Pierre Mignoni trouve "dommage" que Bernard Laporte n'ait pas participé à la Coupe du monde de rugby

"Bosser avec lui a été une grande chance pour moi. Pas que pour les résultats. Aussi sur le côté humain." Voilà les mots de Pierre Mignoni (46 ans), le coach du RC Toulon, à l'égard de son ancien manager sur la Rade, Bernard Laporte, dans le podcast "Entre les potos" de RMC.

Les deux hommes se connaissent de longue date. Pierre Mignoni a d'abord côtoyé Bernard Laporte comme sélectionneur du XV de France, lui l'ex-demi de mêlée (28 sélections entre 1997 et 2007). Il est par la suite devenu l'adjoint (en charge des trois-quarts entre 2011 et 2015) de Laporte sur le banc toulonnais. Ils ont participé tous les deux à l'ère dorée de Toulon: le titre de champion de France 2014 et les trois Coupes d'Europe consécutives (2013, 2014, 2015).

Alors que Pierre Mignoni prenait du grade à Lyon (2015-2022), Bernard Laporte quittait le Var pour Marcoussis et la présidence de la Fédération française de rugby. Mais les deux hommes ne se sont jamais perdus de vue. Depuis, Mignoni est revenu sur la Rade pour prendre les rênes de son club de toujours. Bernard Laporte, lui, a été poussé à la démission de la FFR il y a un an après sa condamnation à deux ans de prison avec sursis pour "corruption". Condamnation dont il a fait appel. Il est revenu aux affaires depuis novembre dernier, appelé par Mohed Altrad pour devenir directeur du rugby de Montpellier.

"Ça je le sais. Pour faire le lien entre le sportif et l'extra sportif, je pense que Bernard était un atout"

Mais ses affaires extra-sportives l'ont privé de la Coupe du monde 2023 en France.

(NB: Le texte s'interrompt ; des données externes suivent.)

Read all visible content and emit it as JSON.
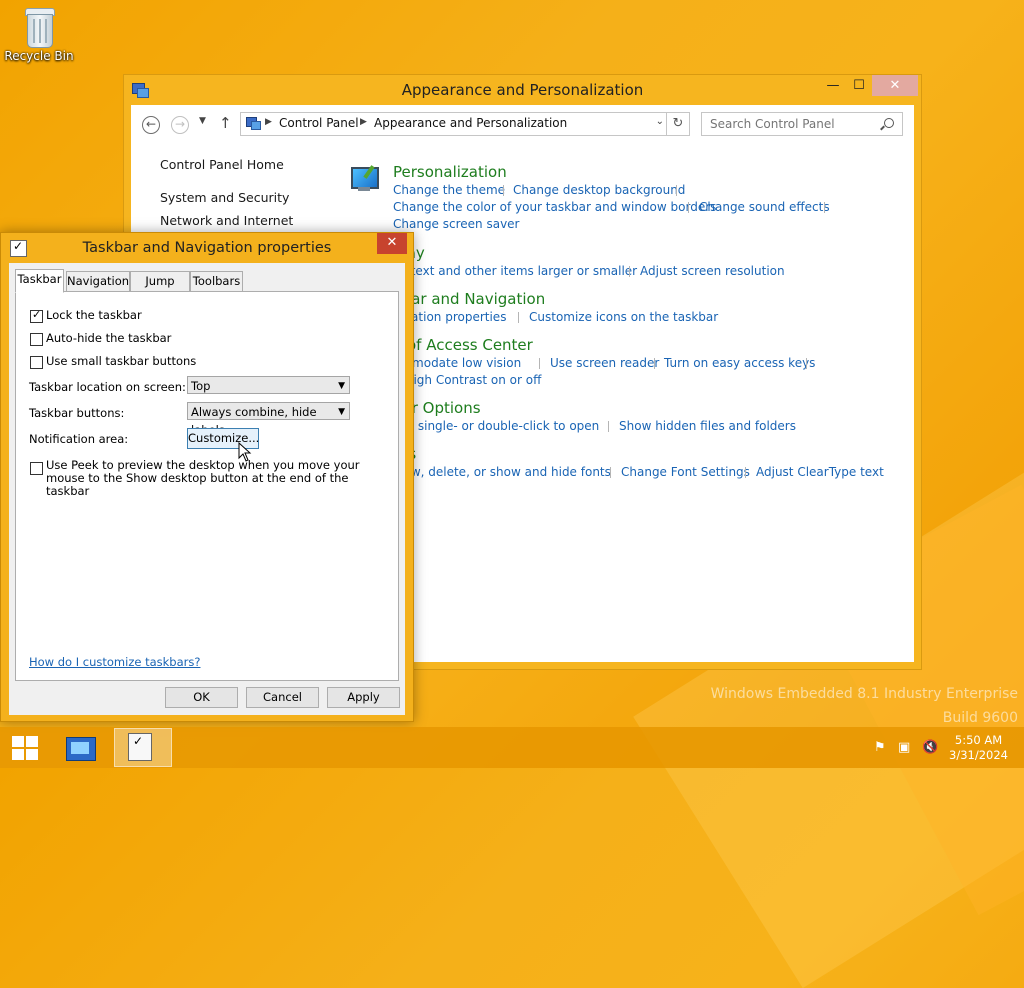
{
  "desktop": {
    "recycle_bin_label": "Recycle Bin",
    "watermark_line1": "Windows Embedded 8.1 Industry Enterprise",
    "watermark_line2": "Build 9600"
  },
  "control_panel": {
    "title": "Appearance and Personalization",
    "controls": {
      "minimize": "—",
      "maximize": "☐",
      "close": "✕"
    },
    "breadcrumb": [
      "Control Panel",
      "Appearance and Personalization"
    ],
    "search_placeholder": "Search Control Panel",
    "sidebar": [
      "Control Panel Home",
      "System and Security",
      "Network and Internet"
    ],
    "sections": [
      {
        "title": "Personalization",
        "links": [
          "Change the theme",
          "Change desktop background",
          "Change the color of your taskbar and window borders",
          "Change sound effects",
          "Change screen saver"
        ]
      },
      {
        "title": "play",
        "links": [
          "ke text and other items larger or smaller",
          "Adjust screen resolution"
        ]
      },
      {
        "title": "kbar and Navigation",
        "links": [
          "vigation properties",
          "Customize icons on the taskbar"
        ]
      },
      {
        "title": "e of Access Center",
        "links": [
          "ommodate low vision",
          "Use screen reader",
          "Turn on easy access keys",
          "n High Contrast on or off"
        ]
      },
      {
        "title": "der Options",
        "links": [
          "cify single- or double-click to open",
          "Show hidden files and folders"
        ]
      },
      {
        "title": "nts",
        "links": [
          "view, delete, or show and hide fonts",
          "Change Font Settings",
          "Adjust ClearType text"
        ]
      }
    ]
  },
  "dialog": {
    "title": "Taskbar and Navigation properties",
    "close": "✕",
    "tabs": [
      "Taskbar",
      "Navigation",
      "Jump Lists",
      "Toolbars"
    ],
    "checkboxes": [
      {
        "label": "Lock the taskbar",
        "checked": true
      },
      {
        "label": "Auto-hide the taskbar",
        "checked": false
      },
      {
        "label": "Use small taskbar buttons",
        "checked": false
      }
    ],
    "location_label": "Taskbar location on screen:",
    "location_value": "Top",
    "buttons_label": "Taskbar buttons:",
    "buttons_value": "Always combine, hide labels",
    "notification_label": "Notification area:",
    "customize_button": "Customize...",
    "peek_label": "Use Peek to preview the desktop when you move your mouse to the Show desktop button at the end of the taskbar",
    "peek_checked": false,
    "help_link": "How do I customize taskbars?",
    "ok": "OK",
    "cancel": "Cancel",
    "apply": "Apply"
  },
  "taskbar": {
    "time": "5:50 AM",
    "date": "3/31/2024"
  }
}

Celle dont il avait gagné l'organisation. Le président actuel de la FFR, Florian Grill, avait posé une condition à sa présence auprès des Bleus pendant le Mondial: le remboursement des frais d'avocat que la fédération avait avancé à l'ex-patron du rugby français dans le cadre de son procès pour corruption.

Un éloignement que regrette Pierre Mignoni. "Je ne connais pas les rapports qu'ils avaient Fabien Galthié et lui, ils étaient certainement proches. Ça je le sais. Pour faire le lien entre le sportif et l'extra sportif, je pense que Bernard était un atout. Pour ça, c'est dommage qu'il n'ait pas participé à cette Coupe du monde. De par la réussite d'avoir organisé la Coupe du monde, Bernard était assez triste."

Et d'ajouter: "Bernard, tu l'aimes ou tu ne l'aimes pas, c'est un personnage assez atypique. Mais tu ne peux pas lui enlever que c'est quelqu'un qui donne tout. Il a tout donné pour l'équipe de France."